Cercle vicieux
On a besoin de "mettre le savoir sur papier" parce que les employeurs placent la barre très haut. Pas tant sur le savoir, l’esprit ou le caractère, mais surtout sur le nombre de diplômes. C’est un cercle vicieux qui semble convenir à tous, puisque bientôt un diplôme sera exigé même pour le ménage. Pendant ce temps, on se plaint, on se désole, et de vrais talents passionnés se perdent, car les valeurs ont changé depuis longtemps.
C’est à l’enfant d’apprendre

Oui, c’est à l’enfant d’apprendre, pas seulement de finir l’école. Il doit apprendre à vivre heureux et pleinement, sans tomber dans l’hédonisme. Pourtant, l’université, au-delà des examens, c’est surtout la fête. On peut répéter les clichés à un jeune adulte, mais il vivra selon ce qu’on lui a transmis. Si on ne lui a pas appris à apprendre par plaisir et à intégrer ce savoir dans sa vie quotidienne, il ne sera qu’un humain chargé d’informations disparates, incapable de produire les résultats attendus dans son travail futur.
Les jeunes adultes
Les jeunes d’aujourd’hui goûtent vite à la responsabilité, face aux attentes projetées par des écoles primaires très exigeantes et des parents anxieux d’échec.

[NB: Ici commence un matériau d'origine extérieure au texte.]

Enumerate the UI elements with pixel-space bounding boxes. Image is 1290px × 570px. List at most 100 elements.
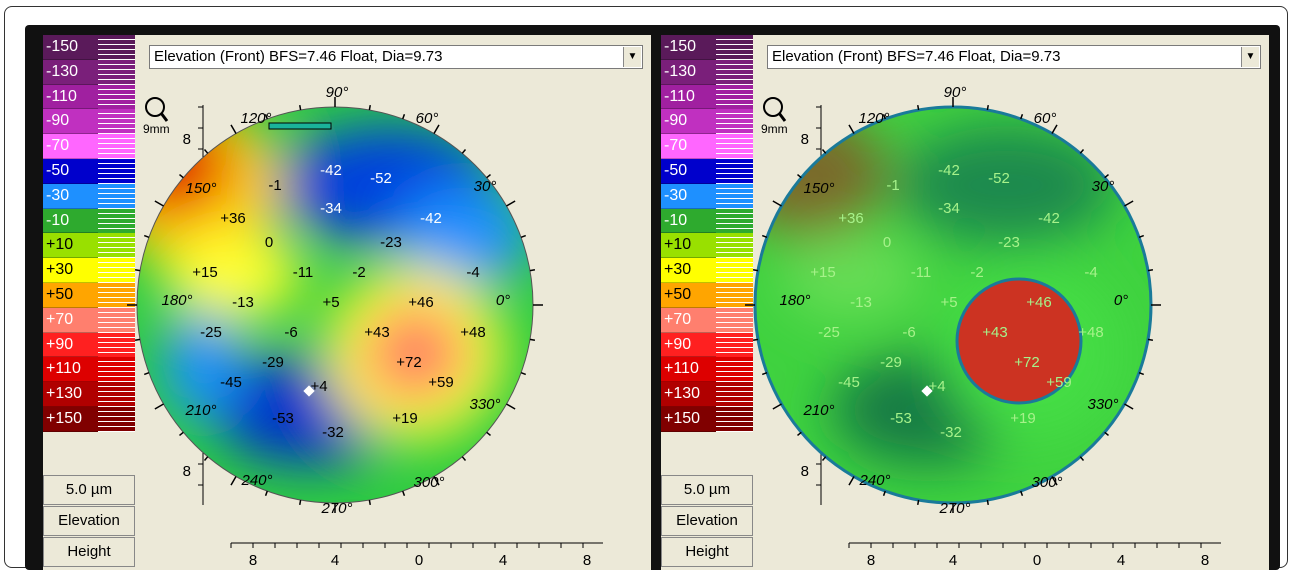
scale-swatch [716, 233, 753, 259]
scale-label: -70 [661, 134, 716, 159]
axis-tick-label: 8 [249, 552, 257, 569]
map-value: -25 [200, 324, 222, 341]
scale-label: +50 [661, 282, 716, 308]
height-label[interactable]: Height [661, 537, 753, 567]
scale-row: -10 [43, 208, 135, 234]
map-value: -25 [818, 324, 840, 341]
scale-row: -50 [43, 158, 135, 184]
scale-row: -130 [43, 59, 135, 85]
axis-tick-label: 8 [183, 463, 191, 480]
map-type-text: Elevation (Front) BFS=7.46 Float, Dia=9.… [772, 48, 1061, 65]
scale-swatch [716, 134, 753, 159]
mode-label[interactable]: Elevation [43, 506, 135, 536]
map-value: -1 [268, 177, 281, 194]
scale-label: +10 [661, 233, 716, 259]
axis-tick-label: 8 [867, 552, 875, 569]
scale-swatch [716, 158, 753, 184]
map-value: +15 [810, 264, 835, 281]
scale-row: -10 [661, 208, 753, 234]
ring-ticks [745, 97, 1161, 513]
scale-swatch [98, 109, 135, 135]
unit-box[interactable]: 5.0 µm [661, 475, 753, 505]
map-value: -6 [284, 324, 297, 341]
map-type-text: Elevation (Front) BFS=7.46 Float, Dia=9.… [154, 48, 443, 65]
scale-row: +90 [43, 332, 135, 358]
scale-swatch [716, 84, 753, 110]
map-type-dropdown[interactable]: Elevation (Front) BFS=7.46 Float, Dia=9.… [149, 45, 643, 69]
scale-row: -110 [661, 84, 753, 110]
scale-label: +110 [661, 357, 716, 383]
map-value: +15 [192, 264, 217, 281]
map-value: -42 [938, 162, 960, 179]
map-value: -53 [272, 410, 294, 427]
scale-row: +10 [661, 233, 753, 259]
chevron-down-icon[interactable]: ▼ [623, 47, 641, 67]
scale-label: +30 [661, 258, 716, 283]
scale-label: -10 [661, 208, 716, 234]
angle-label: 240° [240, 472, 272, 489]
map-value: +19 [1010, 410, 1035, 427]
scale-label: +10 [43, 233, 98, 259]
zoom-icon[interactable] [145, 97, 169, 122]
scale-swatch [98, 233, 135, 259]
scale-swatch [716, 282, 753, 308]
map-value: -34 [320, 200, 342, 217]
map-value: 0 [265, 234, 273, 251]
map-value: -6 [902, 324, 915, 341]
treatment-zone [955, 277, 1083, 405]
scale-label: +30 [43, 258, 98, 283]
center-marker [921, 385, 933, 397]
scale-label: +130 [661, 382, 716, 407]
scale-row: -70 [661, 134, 753, 159]
scale-label: -110 [43, 84, 98, 110]
map-value: +36 [220, 210, 245, 227]
scale-row: -130 [661, 59, 753, 85]
angle-label: 270° [320, 500, 352, 517]
map-surface [755, 107, 1151, 503]
axis-tick-label: 0 [1033, 552, 1041, 569]
scale-label: +70 [661, 307, 716, 333]
map-value: -42 [420, 210, 442, 227]
map-value: -13 [850, 294, 872, 311]
scale-swatch [716, 59, 753, 85]
scale-swatch [98, 158, 135, 184]
figure-border: -150 -130 -110 -90 -70 -50 -30 -10 +10 +30 +50 +70 +… [4, 6, 1288, 570]
map-value: -42 [320, 162, 342, 179]
color-scale: -150 -130 -110 -90 -70 -50 -30 -10 +10 +30 +50 +70 +… [661, 35, 753, 432]
map-value: -29 [880, 354, 902, 371]
map-type-dropdown[interactable]: Elevation (Front) BFS=7.46 Float, Dia=9.… [767, 45, 1261, 69]
chevron-down-icon[interactable]: ▼ [1241, 47, 1259, 67]
scale-label: +150 [43, 406, 98, 432]
map-value: +46 [408, 294, 433, 311]
angle-label: 180° [161, 292, 192, 309]
scale-row: +130 [661, 382, 753, 407]
map-value: +46 [1026, 294, 1051, 311]
mode-label[interactable]: Elevation [661, 506, 753, 536]
map-value: +5 [940, 294, 957, 311]
scale-row: +50 [43, 282, 135, 308]
angle-label: 90° [944, 84, 967, 101]
map-value: -32 [940, 424, 962, 441]
scale-row: +30 [43, 258, 135, 283]
scale-label: -150 [43, 35, 98, 60]
map-value: +59 [1046, 374, 1071, 391]
map-value: +72 [1014, 354, 1039, 371]
map-value: -11 [911, 264, 932, 281]
scale-swatch [98, 382, 135, 407]
scale-row: +30 [661, 258, 753, 283]
scale-row: -110 [43, 84, 135, 110]
scale-swatch [98, 35, 135, 60]
axis-tick-label: 8 [583, 552, 591, 569]
scale-swatch [716, 357, 753, 383]
scale-label: -50 [43, 158, 98, 184]
scale-label: -70 [43, 134, 98, 159]
unit-box[interactable]: 5.0 µm [43, 475, 135, 505]
elevation-map: 84048840489mm90°120°150°180°210°240°270°… [127, 84, 603, 569]
scale-label: +50 [43, 282, 98, 308]
angle-label: 300° [413, 474, 444, 491]
scale-label: -130 [661, 59, 716, 85]
height-label[interactable]: Height [43, 537, 135, 567]
scale-label: +130 [43, 382, 98, 407]
map-value: +48 [460, 324, 485, 341]
zoom-icon[interactable] [763, 97, 787, 122]
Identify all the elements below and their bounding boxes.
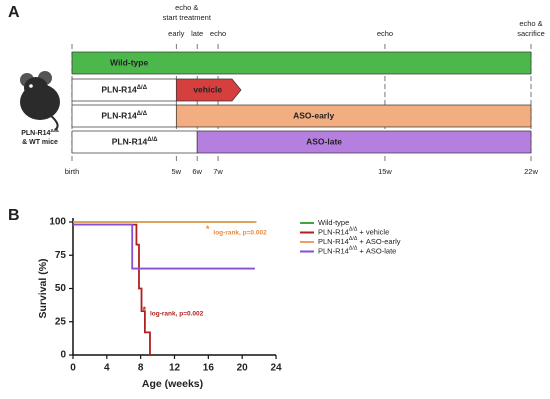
- x-tick-label: 24: [270, 363, 282, 374]
- y-tick-label: 75: [55, 250, 67, 261]
- group-label: Wild-type: [110, 57, 148, 67]
- y-tick-label: 100: [49, 217, 66, 228]
- event-label: late: [191, 29, 203, 38]
- event-label: echo: [377, 29, 393, 38]
- annotation: log-rank, p=0.002: [150, 310, 204, 317]
- annotation-mark: *: [142, 305, 146, 315]
- x-axis-title: Age (weeks): [142, 378, 203, 390]
- x-tick-label: 16: [203, 363, 215, 374]
- treatment-label: ASO-late: [306, 136, 342, 146]
- annotation: log-rank, p=0.002: [213, 229, 267, 236]
- legend-label: PLN-R14Δ/Δ + vehicle: [318, 227, 389, 237]
- panel-label: B: [8, 207, 20, 224]
- group-label: PLN-R14Δ/Δ: [101, 84, 147, 94]
- legend-label: PLN-R14Δ/Δ + ASO-late: [318, 246, 396, 256]
- treatment-bar: [175, 104, 532, 128]
- mouse-caption: PLN-R14Δ/Δ: [21, 128, 59, 137]
- event-header: start treatment: [163, 13, 212, 22]
- y-tick-label: 50: [55, 283, 67, 294]
- legend-label: Wild-type: [318, 218, 349, 227]
- x-tick-label: 4: [104, 363, 110, 374]
- x-tick-label: 0: [70, 363, 76, 374]
- survival-line: [73, 223, 255, 270]
- timeline-label: 22w: [524, 167, 538, 176]
- survival-line: [73, 223, 151, 355]
- timeline-label: birth: [65, 167, 80, 176]
- timeline-label: 7w: [213, 167, 223, 176]
- group-label: PLN-R14Δ/Δ: [101, 110, 147, 120]
- event-label: sacrifice: [517, 29, 545, 38]
- annotation-mark: *: [206, 224, 210, 234]
- y-tick-label: 0: [60, 350, 66, 361]
- event-header: echo &: [175, 3, 198, 12]
- treatment-label: vehicle: [193, 84, 222, 94]
- x-tick-label: 8: [138, 363, 144, 374]
- timeline-label: 5w: [172, 167, 182, 176]
- x-tick-label: 20: [237, 363, 249, 374]
- mouse-icon: [20, 71, 60, 131]
- event-label: early: [168, 29, 185, 38]
- timeline-label: 6w: [192, 167, 202, 176]
- legend-label: PLN-R14Δ/Δ + ASO-early: [318, 236, 401, 246]
- event-label: echo: [210, 29, 226, 38]
- x-tick-label: 12: [169, 363, 181, 374]
- treatment-label: ASO-early: [293, 110, 334, 120]
- group-label: PLN-R14Δ/Δ: [112, 136, 158, 146]
- panel-label: A: [8, 4, 20, 21]
- mouse-caption: & WT mice: [22, 139, 58, 146]
- timeline-label: 15w: [378, 167, 392, 176]
- y-axis-title: Survival (%): [37, 258, 49, 318]
- y-tick-label: 25: [55, 316, 67, 327]
- treatment-bar: [196, 130, 532, 154]
- group-bar: [71, 51, 532, 75]
- treatment-bar: [175, 78, 242, 102]
- event-label: echo &: [519, 19, 542, 28]
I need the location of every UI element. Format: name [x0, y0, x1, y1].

Et ils n’en veulent pas. À juste titre, car cette image axée sur la réussite détruit l’âme d’un enfant ou adolescent, et rend impossible l’apprentissage de la vie. Ainsi, quand vient le moment de choisir une carrière – ou plutôt une vocation – et de décider en adulte, ils optent souvent pour des études sans intérêt. Prolongeant ainsi une irresponsabilité réelle, un "enfance" prolongée.
Le piège
Des centaines d’enfants perdent leur temps ainsi, espérant un changement. Aucun parent ne dit plus : "mon fils, il te faut un bon métier." Il n’y a ni formation adaptée, ni opportunité pour que le jeune adulte devienne autonome. Et s’il doit être salarié, il veut au moins un emploi confortable, avec plus d’avantages financiers. Ce jeune, motivé uniquement par l’argent et la peur de l’insécurité, saura un peu de tout, mais rien en profondeur. Résultat : toutes les professions demandant un diplôme se diluent.
Réussir dans la vie
Un jeune avec plusieurs diplômes part souvent avec plus de désavantages qu’un sans diplôme. Pourquoi ?
1. Dès l’adolescence, tout tourne autour des études et de la réussite, pas autour d’un développement personnel sain. Cela complique profondément leur vision de la vie et d’eux-mêmes.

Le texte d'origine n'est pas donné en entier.